Peut-on vraiment faire abstraction de toutes nos déterminations pour réaliser un récit neutre de ce qu'il nous a été donné de voir ou de savoir ? La réponse est évidemment non ! Tout regard est subjectif, au sens où nous sommes entraînés par une part de nous-même lorsqu'il s'agit de porter son regard. Notre œil ne peut voir que ce qu'il sait déjà voir. Notre cerveau ne peut décrypter que ce qu'il a été préparé à pouvoir décrypter. Notre récit contient les mots que notre cerveau, mais aussi notre sensibilité, a aidé à formuler. Le choix des mots n'est jamais neutre. [...] Parlez de « territoires occupés » et on vous fera reproche d'être pro-palestinien.
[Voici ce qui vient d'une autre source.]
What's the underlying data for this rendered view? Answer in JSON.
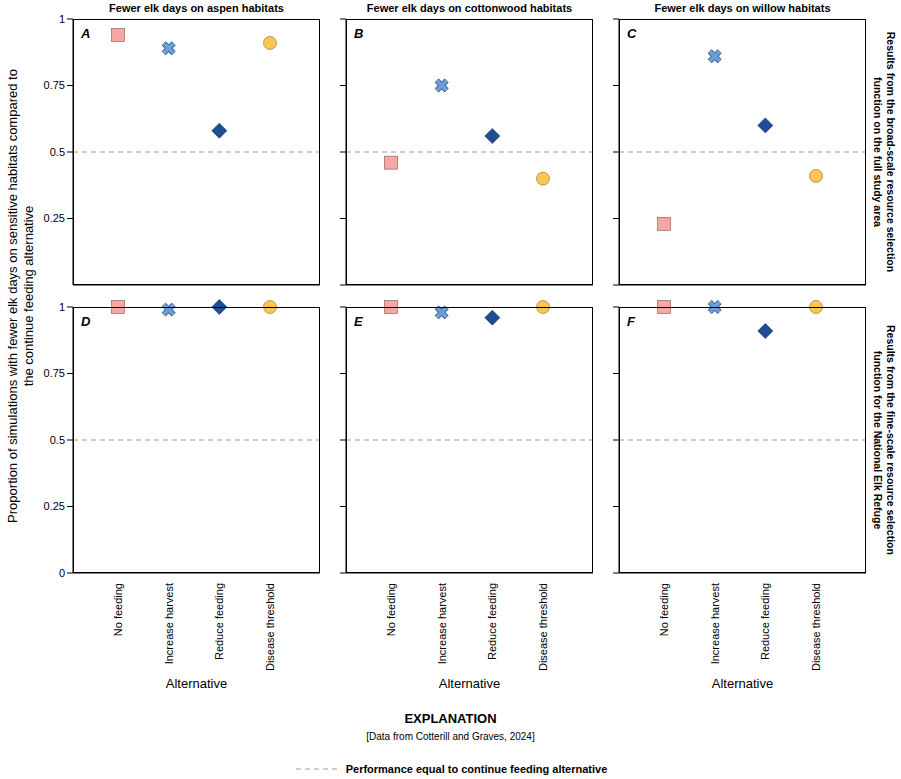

Usez d'un vocable moins connoté (« Cisjordanie ») et on pourra vous faire reproche de prétendre à une posture de neutralité dans un contexte où cette dernière est impossible et chacun sommé de choisir son camp.
Dans un registre plus ordinaire, le style est aussi un regard porté sur les choses. Le choix d'un adjectif qualificatif, comme son nom l'indique, qualifie et connote1. Et, bien sûr, la forme même du récit implique un enchaînement causal. La forme journalistique implique une narration, avec un enchevêtrement organisé de faits et d'acteurs mis en cohérence. Cette organisation n'est pas neutre, elle explique au moment même où elle décrit. [...]
On retrouve là les termes d'un vieux débat du XIXe siècle porté par des romanciers comme Émile Zola (journaliste à ses heures), qui prétendait que le roman était « une sorte d'écran transparent à travers lequel on aperçoit les objets plus ou moins déformés ». Et même « l'écran réaliste » fait d'un « simple verre à vitre, très fin, très clair » niant « sa propre existence », « n'en a pas moins une couleur propre, une épaisseur, teint les objets », écrivait-il en 1864.
Exprime de façon seconde, indirecte.